February-April At Falmouth
April 27-May 6 Chancellorsville Campaign
April 29-May 2 Operations at Franklin’s Crossing
May 3 Maryes Heights, Fredericksburg
May 3-4
Salem Heights
May 4 Banks’ Ford
June 13-July 24 Gettysburg Campaign
July 2-4
Battle of Gettysburg

The regiment was commanded by Colonel Frederick H. Collier until he was wounded on July 3rd. Lieutenant Colonel William H. Moody then took command.

From the monument on the John Weickert farm at Gettysburg:

Left Manchester, Md. at 9 p.m. July 1st and arrived at Rock Creek on the Baltimore Pike at 2 p.m. of the 2nd. Towards evening the Brigade moved rapidly to the front to support the Union left, this Regiment deploying on the right of Little Round Top, and advanced with the 1st Brigade Penna. Reserves, driving the enemy into the Wheatfield.”

Retired to and held this position until the evening of the 3rd when the Regiment moved with the Penna. Reserve and advanced about 900 yards to the position indicated by a greek cross tablet, and assisted in forcing the enemy back. Subsequently returned to this position.

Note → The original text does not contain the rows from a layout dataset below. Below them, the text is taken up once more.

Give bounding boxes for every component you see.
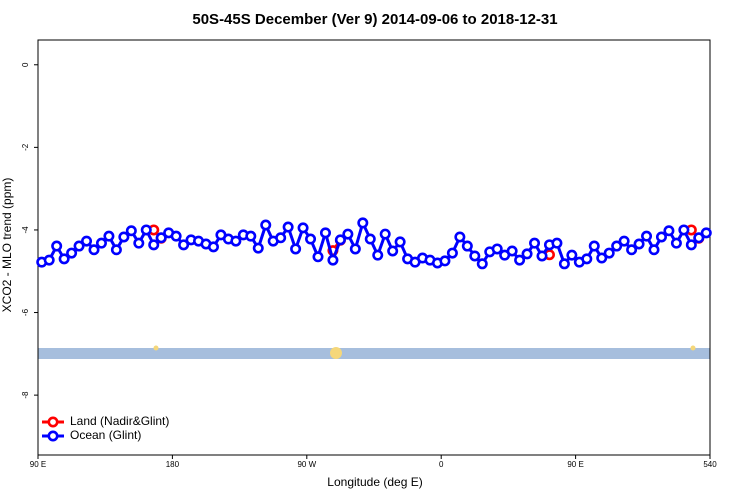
y-tick-label: -6 — [21, 308, 30, 316]
land-band — [38, 348, 710, 359]
point — [566, 249, 578, 261]
point — [514, 254, 526, 266]
x-tick-label: 90 E — [567, 460, 583, 469]
point — [51, 240, 63, 252]
point — [148, 239, 160, 251]
land-dot — [153, 345, 159, 351]
point — [685, 239, 697, 251]
legend-marker — [47, 416, 59, 428]
y-tick-label: -4 — [21, 226, 30, 234]
y-tick-label: 0 — [21, 62, 30, 67]
point — [551, 237, 563, 249]
point — [387, 245, 399, 257]
point — [357, 217, 369, 229]
point — [603, 247, 615, 259]
point — [305, 233, 317, 245]
point — [178, 239, 190, 251]
point — [327, 254, 339, 266]
point — [349, 243, 361, 255]
point — [88, 244, 100, 256]
x-tick-label: 90 W — [297, 460, 316, 469]
point — [43, 254, 55, 266]
point — [700, 227, 712, 239]
point — [66, 247, 78, 259]
point — [558, 258, 570, 270]
point — [372, 249, 384, 261]
chart-title: 50S-45S December (Ver 9) 2014-09-06 to 2… — [192, 11, 557, 28]
y-tick-label: -2 — [21, 143, 30, 151]
point — [297, 222, 309, 234]
legend-marker — [47, 430, 59, 442]
point — [290, 243, 302, 255]
point — [252, 242, 264, 254]
point — [103, 230, 115, 242]
point — [678, 224, 690, 236]
point — [641, 230, 653, 242]
point — [207, 241, 219, 253]
x-tick-label: 180 — [166, 460, 180, 469]
point — [260, 219, 272, 231]
point — [275, 232, 287, 244]
point — [663, 225, 675, 237]
point — [529, 237, 541, 249]
point — [506, 245, 518, 257]
point — [596, 252, 608, 264]
point — [334, 234, 346, 246]
point — [379, 228, 391, 240]
x-tick-label: 540 — [703, 460, 717, 469]
point — [95, 237, 107, 249]
point — [454, 231, 466, 243]
point — [536, 250, 548, 262]
point — [521, 248, 533, 260]
x-axis-label: Longitude (deg E) — [327, 475, 422, 489]
point — [670, 237, 682, 249]
land-dot — [690, 345, 696, 351]
point — [655, 231, 667, 243]
point — [133, 237, 145, 249]
point — [282, 221, 294, 233]
point — [461, 240, 473, 252]
point — [170, 230, 182, 242]
point — [319, 227, 331, 239]
point — [626, 244, 638, 256]
point — [446, 247, 458, 259]
point — [245, 230, 257, 242]
point — [648, 244, 660, 256]
legend-label: Ocean (Glint) — [70, 428, 141, 442]
point — [581, 253, 593, 265]
point — [155, 232, 167, 244]
point — [476, 258, 488, 270]
point — [140, 224, 152, 236]
point — [588, 240, 600, 252]
point — [81, 235, 93, 247]
legend-label: Land (Nadir&Glint) — [70, 414, 169, 428]
x-tick-label: 90 E — [30, 460, 46, 469]
point — [73, 240, 85, 252]
y-tick-label: -8 — [21, 391, 30, 399]
point — [611, 240, 623, 252]
point — [618, 235, 630, 247]
point — [125, 225, 137, 237]
point — [110, 244, 122, 256]
y-axis-label: XCO2 - MLO trend (ppm) — [0, 178, 14, 313]
x-tick-label: 0 — [439, 460, 444, 469]
point — [633, 238, 645, 250]
point — [364, 233, 376, 245]
land-dot — [330, 347, 342, 359]
point — [312, 251, 324, 263]
point — [58, 253, 70, 265]
point — [693, 232, 705, 244]
point — [439, 255, 451, 267]
point — [342, 228, 354, 240]
plot-frame — [37, 39, 711, 456]
point — [469, 250, 481, 262]
point — [491, 243, 503, 255]
point — [394, 236, 406, 248]
point — [118, 231, 130, 243]
point — [230, 235, 242, 247]
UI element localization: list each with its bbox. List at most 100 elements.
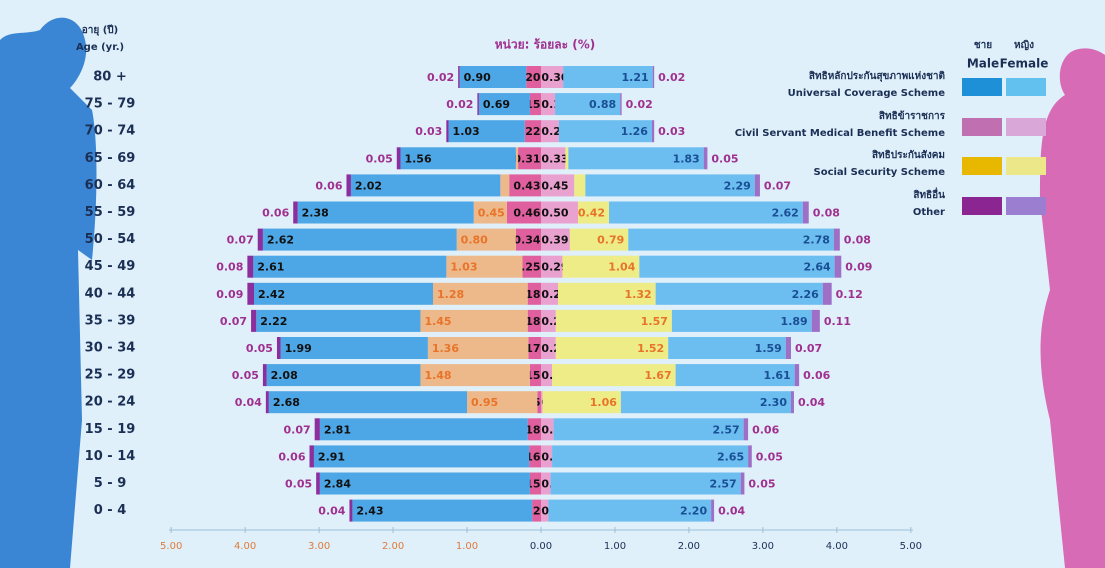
- bar-other: [247, 282, 255, 305]
- bar-ucs: [671, 309, 812, 332]
- value-label: 1.59: [755, 342, 782, 355]
- x-tick-label: 3.00: [308, 541, 330, 552]
- bar-other: [794, 364, 800, 387]
- bar-civil: [541, 174, 575, 197]
- bar-other: [251, 309, 257, 332]
- bar-ucs: [585, 174, 755, 197]
- bar-civil: [541, 93, 556, 116]
- value-label: 0.07: [220, 315, 247, 328]
- value-label: 0.95: [471, 396, 498, 409]
- value-label: 0.06: [262, 207, 289, 220]
- category-label: 25 - 29: [85, 368, 136, 383]
- value-label: 1.26: [621, 125, 648, 138]
- y-axis-title-th: อายุ (ปี): [82, 24, 118, 36]
- bar-social: [420, 364, 530, 387]
- bar-social: [558, 282, 656, 305]
- category-label: 35 - 39: [85, 313, 136, 328]
- bar-civil: [541, 445, 553, 468]
- x-tick-label: 2.00: [678, 541, 700, 552]
- value-label: 0.88: [589, 98, 616, 111]
- bar-ucs: [297, 201, 474, 224]
- bar-civil: [522, 255, 541, 278]
- bar-ucs: [253, 255, 447, 278]
- bar-social: [446, 255, 523, 278]
- value-label: 2.29: [724, 179, 751, 192]
- bar-civil: [541, 147, 566, 170]
- bar-civil: [541, 337, 556, 359]
- value-label: 0.02: [658, 71, 685, 84]
- value-label: 0.09: [845, 261, 872, 274]
- value-label: 2.62: [772, 207, 799, 220]
- bar-social: [473, 201, 507, 224]
- value-label: 1.48: [424, 369, 451, 382]
- x-tick-label: 1.00: [604, 541, 626, 552]
- legend-header: ชาย: [974, 40, 992, 51]
- bar-ucs: [268, 391, 468, 414]
- bar-ucs: [478, 93, 530, 116]
- value-label: 2.57: [713, 423, 740, 436]
- value-label: 1.21: [622, 71, 649, 84]
- bar-ucs: [400, 147, 516, 170]
- value-label: 1.03: [453, 125, 480, 138]
- value-label: 0.04: [318, 505, 345, 518]
- value-label: 0.79: [597, 234, 624, 247]
- bar-civil: [541, 228, 570, 251]
- category-label: 30 - 34: [85, 341, 136, 356]
- value-label: 0.09: [216, 288, 243, 301]
- x-tick-label: 5.00: [160, 541, 182, 552]
- bar-social: [542, 391, 621, 414]
- value-label: 0.05: [748, 478, 775, 491]
- bar-social: [427, 337, 529, 359]
- bar-other: [711, 499, 715, 522]
- bar-other: [396, 147, 401, 170]
- value-label: 0.05: [756, 450, 783, 463]
- bar-civil: [529, 445, 541, 468]
- category-label: 0 - 4: [94, 503, 127, 518]
- value-label: 0.02: [626, 98, 653, 111]
- bar-ucs: [620, 391, 791, 414]
- legend-label: Social Security Scheme: [814, 167, 946, 178]
- legend-swatch: [962, 197, 1002, 215]
- value-label: 2.43: [356, 505, 383, 518]
- value-label: 1.04: [608, 261, 635, 274]
- bar-ucs: [262, 228, 457, 251]
- category-label: 55 - 59: [85, 205, 136, 220]
- value-label: 2.30: [760, 396, 787, 409]
- value-label: 1.99: [285, 342, 312, 355]
- x-tick-label: 0.00: [530, 541, 552, 552]
- bar-social: [565, 147, 569, 170]
- bar-other: [276, 337, 281, 359]
- bar-ucs: [319, 418, 528, 441]
- bar-civil: [541, 282, 559, 305]
- value-label: 2.42: [258, 288, 285, 301]
- bar-other: [314, 418, 320, 441]
- value-label: 0.43: [513, 179, 540, 192]
- value-label: 1.67: [644, 369, 671, 382]
- legend-label: Civil Servant Medical Benefit Scheme: [735, 128, 946, 139]
- x-tick-label: 4.00: [234, 541, 256, 552]
- value-label: 0.06: [803, 369, 830, 382]
- value-label: 0.05: [246, 342, 273, 355]
- bar-civil: [506, 201, 541, 224]
- value-label: 2.91: [318, 450, 345, 463]
- value-label: 0.39: [541, 234, 568, 247]
- x-tick-label: 4.00: [826, 541, 848, 552]
- bar-ucs: [352, 499, 533, 522]
- bar-ucs: [448, 120, 525, 143]
- value-label: 0.29: [541, 261, 568, 274]
- value-label: 2.20: [680, 505, 707, 518]
- legend-label-th: สิทธิประกันสังคม: [872, 149, 945, 161]
- bar-ucs: [256, 309, 421, 332]
- bar-civil: [541, 255, 563, 278]
- bar-ucs: [550, 472, 741, 495]
- bar-other: [477, 93, 479, 116]
- category-label: 45 - 49: [85, 259, 136, 274]
- bar-social: [555, 337, 669, 359]
- bar-other: [703, 147, 708, 170]
- value-label: 0.05: [232, 369, 259, 382]
- value-label: 2.61: [257, 261, 284, 274]
- bar-civil: [541, 391, 543, 414]
- value-label: 0.08: [216, 261, 243, 274]
- value-label: 1.06: [590, 396, 617, 409]
- bar-social: [420, 309, 528, 332]
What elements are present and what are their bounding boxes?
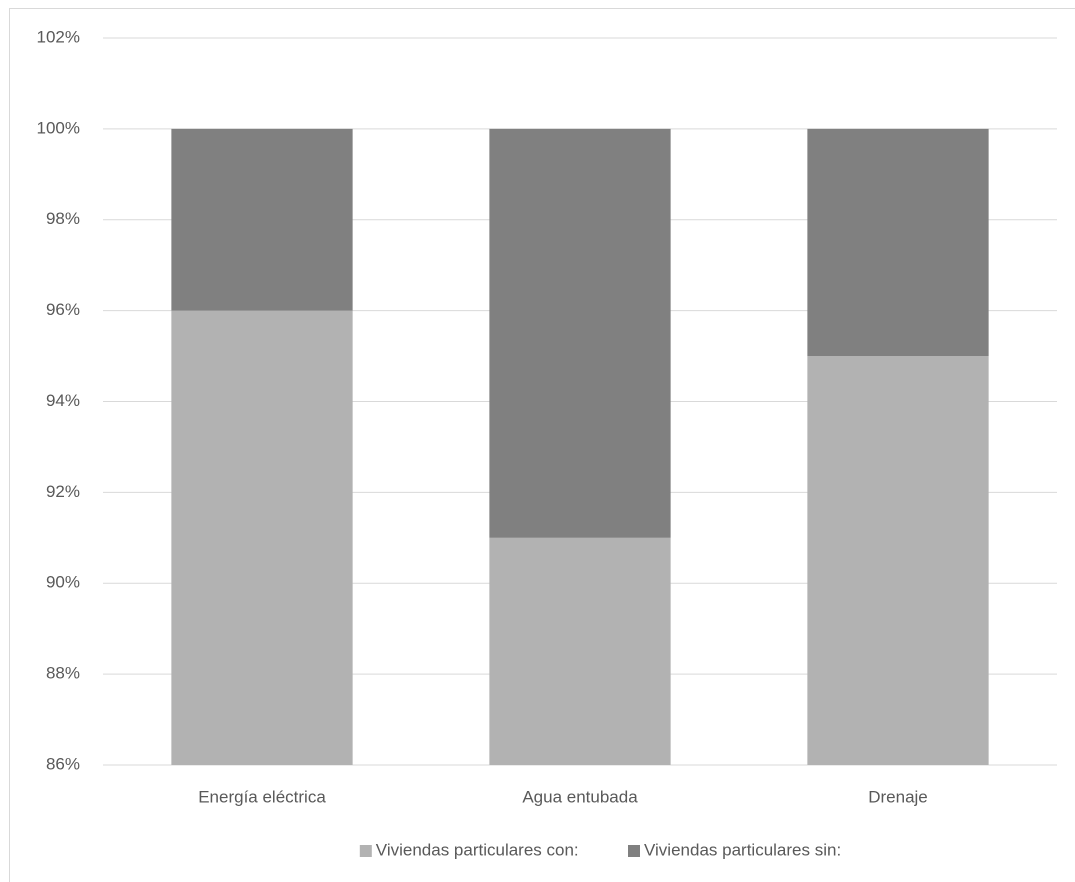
chart-frame: [9, 8, 1075, 882]
y-tick-label: 102%: [37, 27, 80, 46]
y-tick-label: 88%: [46, 664, 80, 683]
y-tick-label: 86%: [46, 754, 80, 773]
y-tick-label: 94%: [46, 391, 80, 410]
x-tick-label: Energía eléctrica: [198, 787, 326, 806]
y-tick-label: 100%: [37, 118, 80, 137]
bar-segment: [489, 128, 671, 538]
legend-label: Viviendas particulares con:: [376, 840, 579, 859]
bar-segment: [807, 128, 989, 357]
legend-swatch: [628, 845, 640, 857]
legend-label: Viviendas particulares sin:: [644, 840, 841, 859]
y-tick-label: 90%: [46, 573, 80, 592]
bar-segment: [171, 310, 353, 765]
y-tick-label: 98%: [46, 209, 80, 228]
bar-segment: [171, 128, 353, 311]
bar-segment: [807, 356, 989, 765]
x-tick-label: Drenaje: [868, 787, 928, 806]
y-tick-label: 92%: [46, 482, 80, 501]
bar-segment: [489, 537, 671, 765]
legend-swatch: [359, 845, 372, 857]
y-tick-label: 96%: [46, 300, 80, 319]
x-tick-label: Agua entubada: [522, 787, 638, 806]
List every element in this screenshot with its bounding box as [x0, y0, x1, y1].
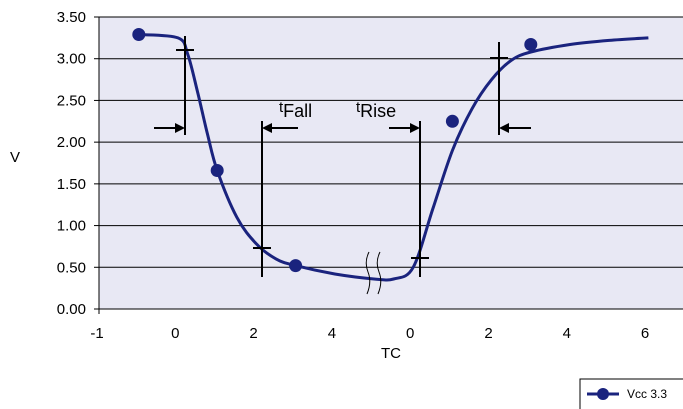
y-tick-label: 1.00 [57, 218, 86, 235]
y-tick-label: 2.50 [57, 92, 86, 109]
x-tick-label: 4 [563, 325, 571, 342]
t-fall-label: tFall [279, 99, 312, 121]
x-tick-label: 2 [484, 325, 492, 342]
legend: Vcc 3.3 [579, 378, 683, 409]
y-axis-label: V [10, 149, 20, 166]
x-tick-label: 2 [249, 325, 257, 342]
y-tick-label: 3.00 [57, 51, 86, 68]
data-point [289, 259, 303, 273]
timing-markers [154, 36, 531, 277]
data-point [524, 38, 538, 52]
x-tick-label: 0 [171, 325, 179, 342]
x-tick-labels: -1 0 2 4 0 2 4 6 [90, 325, 649, 342]
y-tick-label: 3.50 [57, 9, 86, 26]
plot-area [99, 17, 683, 309]
legend-marker [597, 388, 609, 400]
legend-label: Vcc 3.3 [627, 387, 667, 401]
y-tick-label: 1.50 [57, 176, 86, 193]
x-tick-label: 0 [406, 325, 414, 342]
grid-lines [99, 16, 683, 268]
series-markers [132, 28, 538, 273]
x-axis-label: TC [381, 345, 401, 362]
timing-arrowheads [175, 123, 509, 133]
axis-break-mark [365, 251, 382, 295]
x-tick-label: 6 [641, 325, 649, 342]
data-point [132, 28, 146, 42]
y-tick-label: 2.00 [57, 134, 86, 151]
y-tick-label: 0.50 [57, 259, 86, 276]
x-tick-label: 4 [328, 325, 336, 342]
x-tick-label: -1 [90, 325, 103, 342]
data-point [210, 164, 224, 178]
y-tick-label: 0.00 [57, 301, 86, 318]
t-rise-label: tRise [356, 99, 396, 121]
data-point [445, 114, 459, 128]
y-tick-labels: 0.00 0.50 1.00 1.50 2.00 2.50 3.00 3.50 [57, 9, 99, 318]
series-line-vcc [138, 33, 649, 282]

Present at Gettysburg 511. Killed and mortally wounded 4, wounded 16.

July 5-24 Pursuit of Lee
August-Otcober Duty on line of the Rappahannock and Rapidan
October 9-22 Bristoe Campaign
November 7-8 Advance to line of the Rappahannock
November 7 Rappahannock Station
November 26-December 2 Mine Run Campaign
December At Harper’s Ferry
1864
January Attached to Wheaton’s Brigade, Dept. of West Virginia
March Attached to 1st Brigade, 2nd Division, 6th Army Corps, Army of the Potomac
May 4-June 12 Rapidan Campaign
May 5-7
Battle of the Wilderness
May 8-21
Battle of Spotsylvania Court House
May 12 Assault on the Salient
May 23-26 North Anna River
May 26-28 On line of the Pamunkey
May 28-31 Totopotomoy
June 1-12
Cold Harbor
June 17-18 First Assault on  Petersburg
June 22-23 Jerusalem Plank Road, Weldon Railroad
July 9 Siege of Petersburg
July 9-11 Moved to Washington, D.C.
July 11-12 Repulse of Early’s attack on Washington
July 14-24 Pursuit to Snicker’s Gap
August to December Sheridan’s Shenandoah Valley Campaign; attached to Army of the Shenandoah
August 13 Near Strasburg
August 21-22 Near Charlestown
September 13 Demonstration on Gilbert’s Ford, Opequan
September 19
Third Battle of Winchester (Opequan)
September 21 Strasburg
September 22
Fisher’s Hill
October 19
Battle of Cedar Creek
October-December Duty in the Shenandoah Valley
December 9-12 Moved to Petersburg, Va.
December Siege of Petersburg
1865
February 5-7 Dabney’s Mills, Hatcher’s Run
March 25 Fort Fisher, Petersburg
March 28-April 9 Appomattox Campaign
April 2 Assault on and fall of Petersburg
April 3-9 Pursuit of Lee
April 6 Sailor’s Creek
April 9
Appomattox Court House

Surrender of Lee and his army.

April 23-27 March to Danville and duty there
May 23-June 3 March to Richmond, Va., then to Washington, D.C.